Let’s clarify the federal budget process

Regarding Mr. Valentine’s letter (“Shame on us for bringing aboard Trump,” Feb. 8, Auburn Reporter):

Ironically, on Valentine’s day, I will be 83, so Mr. Valentine is my senior. I remember all the presidents since Franklin Delano Roosevelt. I minored in government in college, and I find Mr. Valentine’s comment that President Trump didn’t know that the origin of the yearly budget is the House of Representatives to be ludicrous. Actually, the executive branch submits a proposed budget to Congress, and it is typically called DOA (dead on arrival). Congress and the legislative branch at every level of our government has historically been the least responsible branch of our three branches of government.

Congress is responsible to pass the budget out of both houses and present it to the president to sign or veto. That has not happened.

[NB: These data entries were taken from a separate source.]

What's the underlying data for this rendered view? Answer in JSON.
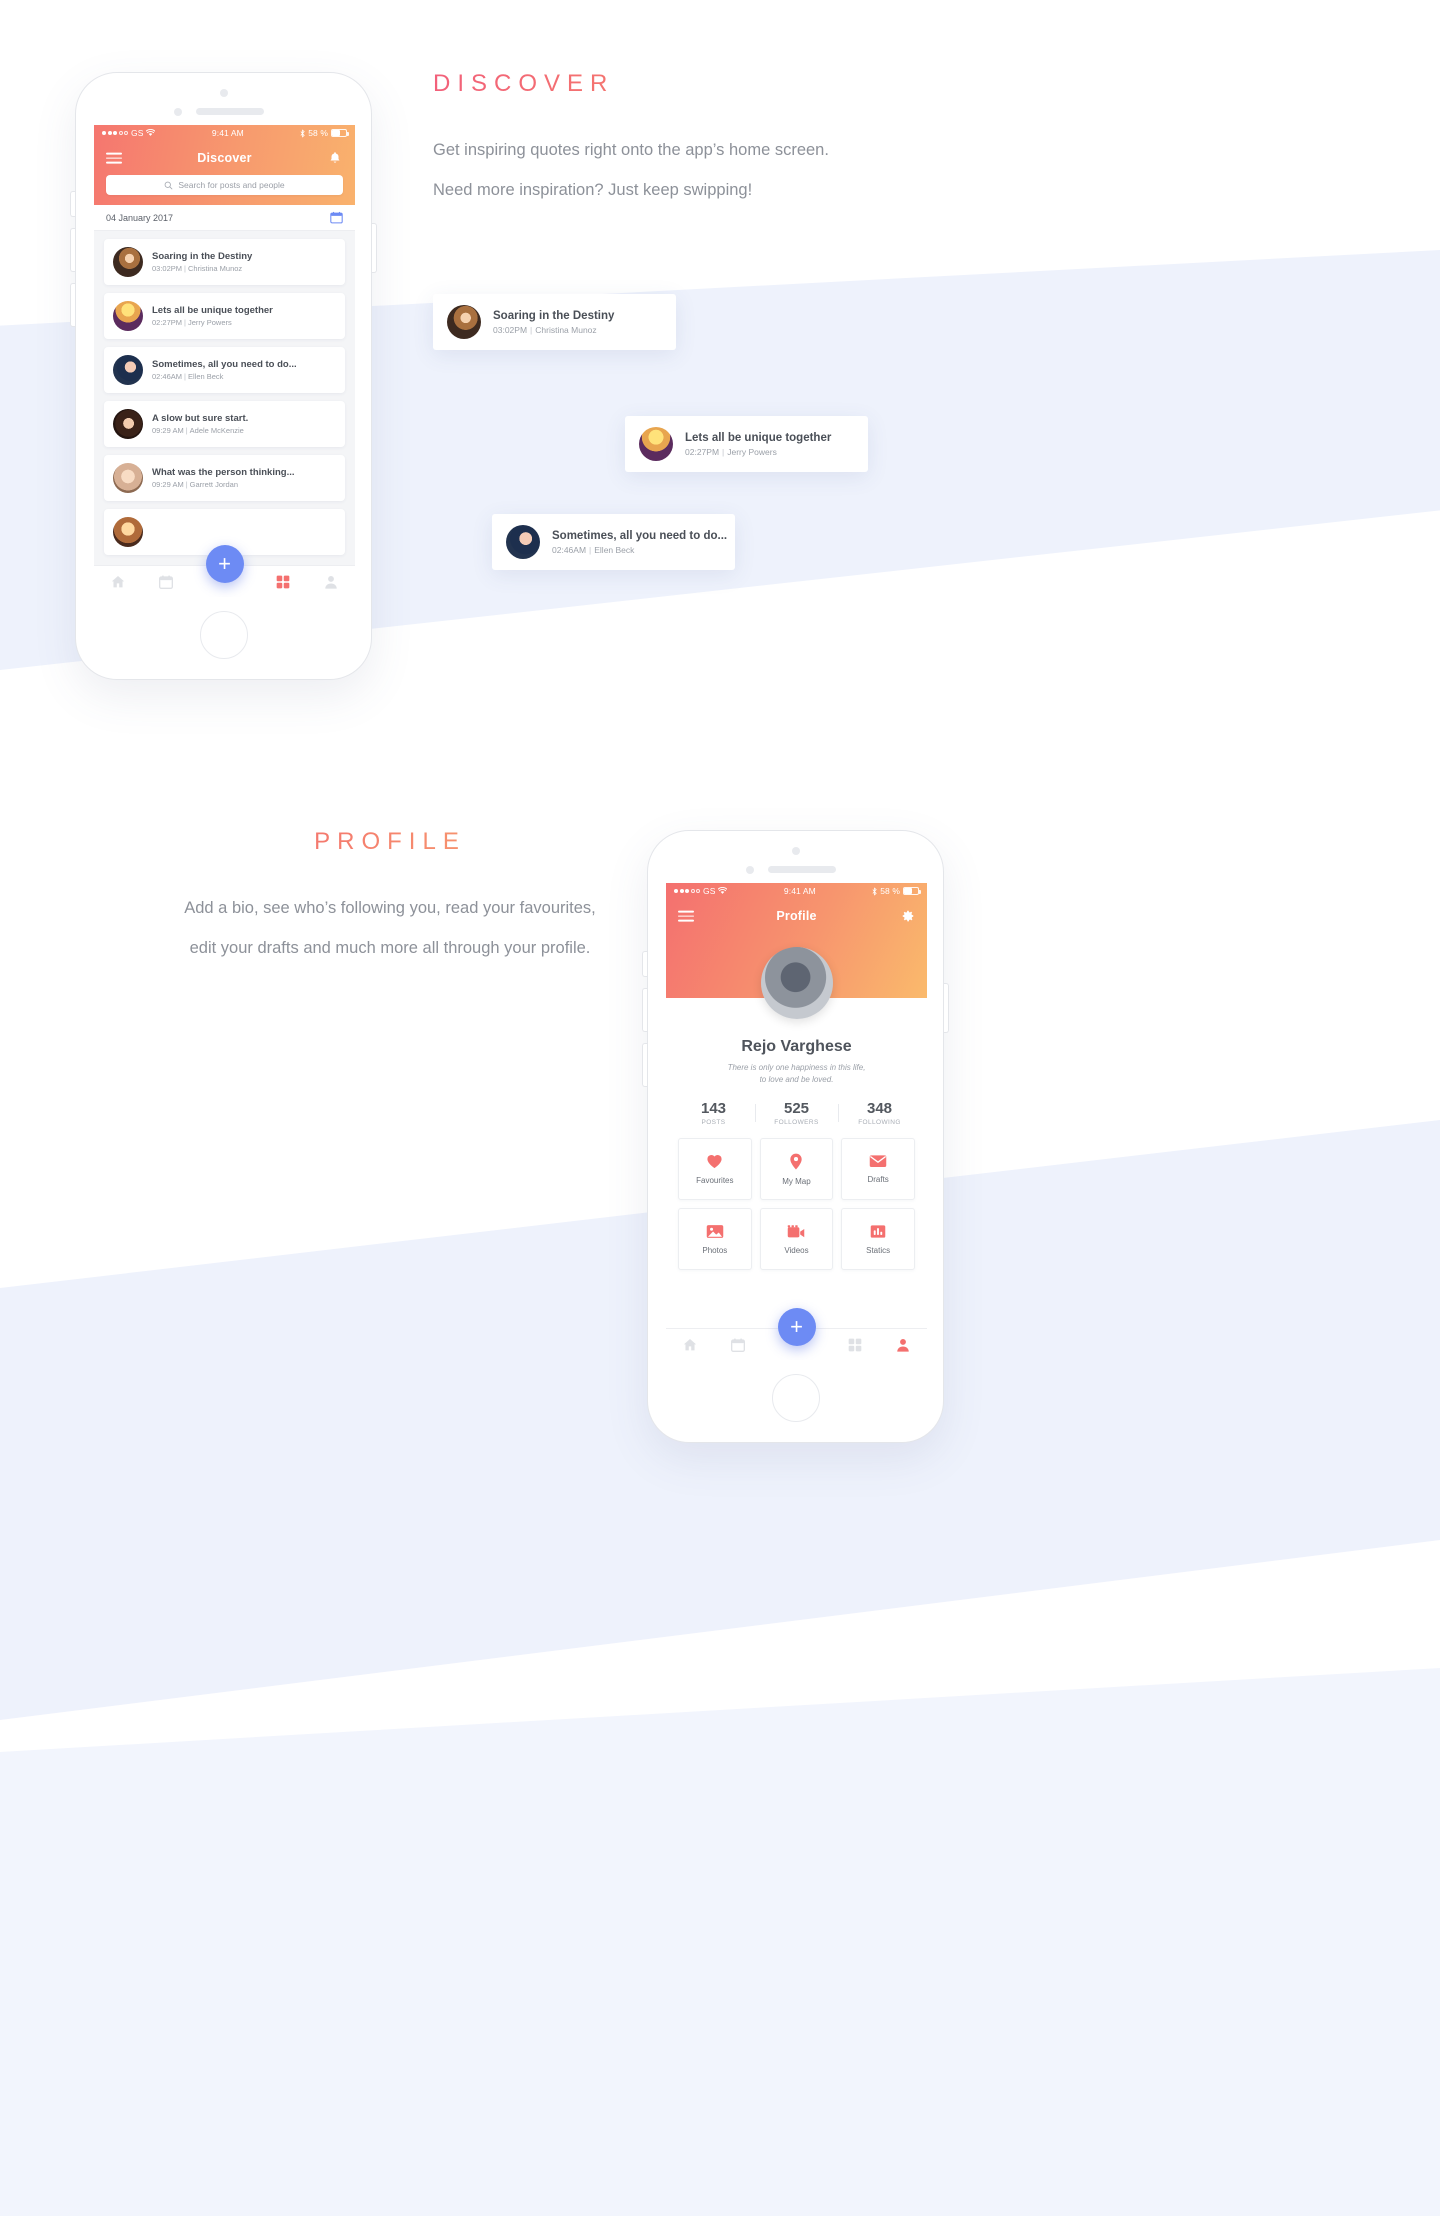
{
  "discover": {
    "section_title": "DISCOVER",
    "paragraph_line1": "Get inspiring quotes right onto the app’s home screen.",
    "paragraph_line2": "Need more inspiration? Just keep swipping!",
    "status_bar": {
      "carrier": "GS",
      "time": "9:41 AM",
      "battery": "58 %"
    },
    "nav_title": "Discover",
    "search_placeholder": "Search for posts and people",
    "date_label": "04 January 2017",
    "posts": [
      {
        "title": "Soaring in the Destiny",
        "time": "03:02PM",
        "author": "Christina Munoz"
      },
      {
        "title": "Lets all be unique together",
        "time": "02:27PM",
        "author": "Jerry Powers"
      },
      {
        "title": "Sometimes, all you need to do...",
        "time": "02:46AM",
        "author": "Ellen Beck"
      },
      {
        "title": "A slow but sure start.",
        "time": "09:29 AM",
        "author": "Adele McKenzie"
      },
      {
        "title": "What was the person thinking...",
        "time": "09:29 AM",
        "author": "Garrett Jordan"
      }
    ],
    "fab_label": "+",
    "tabs": [
      "home-icon",
      "calendar-icon",
      "add-icon",
      "grid-icon",
      "person-icon"
    ]
  },
  "floating_cards": [
    {
      "title": "Soaring in the Destiny",
      "time": "03:02PM",
      "author": "Christina Munoz"
    },
    {
      "title": "Lets all be unique together",
      "time": "02:27PM",
      "author": "Jerry Powers"
    },
    {
      "title": "Sometimes, all you need to do...",
      "time": "02:46AM",
      "author": "Ellen Beck"
    }
  ],
  "profile": {
    "section_title": "PROFILE",
    "paragraph_line1": "Add a bio, see who’s following you, read your favourites,",
    "paragraph_line2": "edit your drafts and much more all through your profile.",
    "status_bar": {
      "carrier": "GS",
      "time": "9:41 AM",
      "battery": "58 %"
    },
    "nav_title": "Profile",
    "name": "Rejo Varghese",
    "bio_line1": "There is only one happiness in this life,",
    "bio_line2": "to love and be loved.",
    "stats": [
      {
        "value": "143",
        "label": "POSTS"
      },
      {
        "value": "525",
        "label": "FOLLOWERS"
      },
      {
        "value": "348",
        "label": "FOLLOWING"
      }
    ],
    "tiles": [
      {
        "label": "Favourites",
        "icon": "heart-icon"
      },
      {
        "label": "My Map",
        "icon": "map-pin-icon"
      },
      {
        "label": "Drafts",
        "icon": "envelope-icon"
      },
      {
        "label": "Photos",
        "icon": "photo-icon"
      },
      {
        "label": "Videos",
        "icon": "video-icon"
      },
      {
        "label": "Statics",
        "icon": "bar-chart-icon"
      }
    ],
    "fab_label": "+"
  },
  "colors": {
    "gradient_start": "#f4706f",
    "gradient_end": "#fabb6c",
    "accent_blue": "#6d8bf4",
    "band": "#eef2fc",
    "text_dark": "#4a4f57",
    "text_muted": "#9ba0a8"
  }
}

Those who say the president shut the government down are wrong. The president hasn’t been required to take an action because Congress has not agreed on a budget to present to the president. In recent years, Congress has never produced a budget on time.

Continuing resolutions are not budgets. Congresspersons do not take their responsibility seriously. At least 60 days before the budget is due, Congress should remain in session 12 hours per day, seven days per week until they have a budget agreed by both houses to present to the president. Vacations and foreign trips should be prohibited. Any foreign trip by a Congressperson should be at their personal expense (no lobbyist money). Any such trip by a Congressperson is personal and does not represent the U.S. government. We have only one foreign policy, which is established by the president and the State Department.

President Trump is probably the most qualified president in our history. He has been an executive officer for nearly 50 years, mostly as the chief executive officer. President Obama, having no executive experience, was probably the least qualified. Even as a legislator he dodged tough decisions by voting present, rather than make a decision. That behavior should disqualify any such person from an executive position.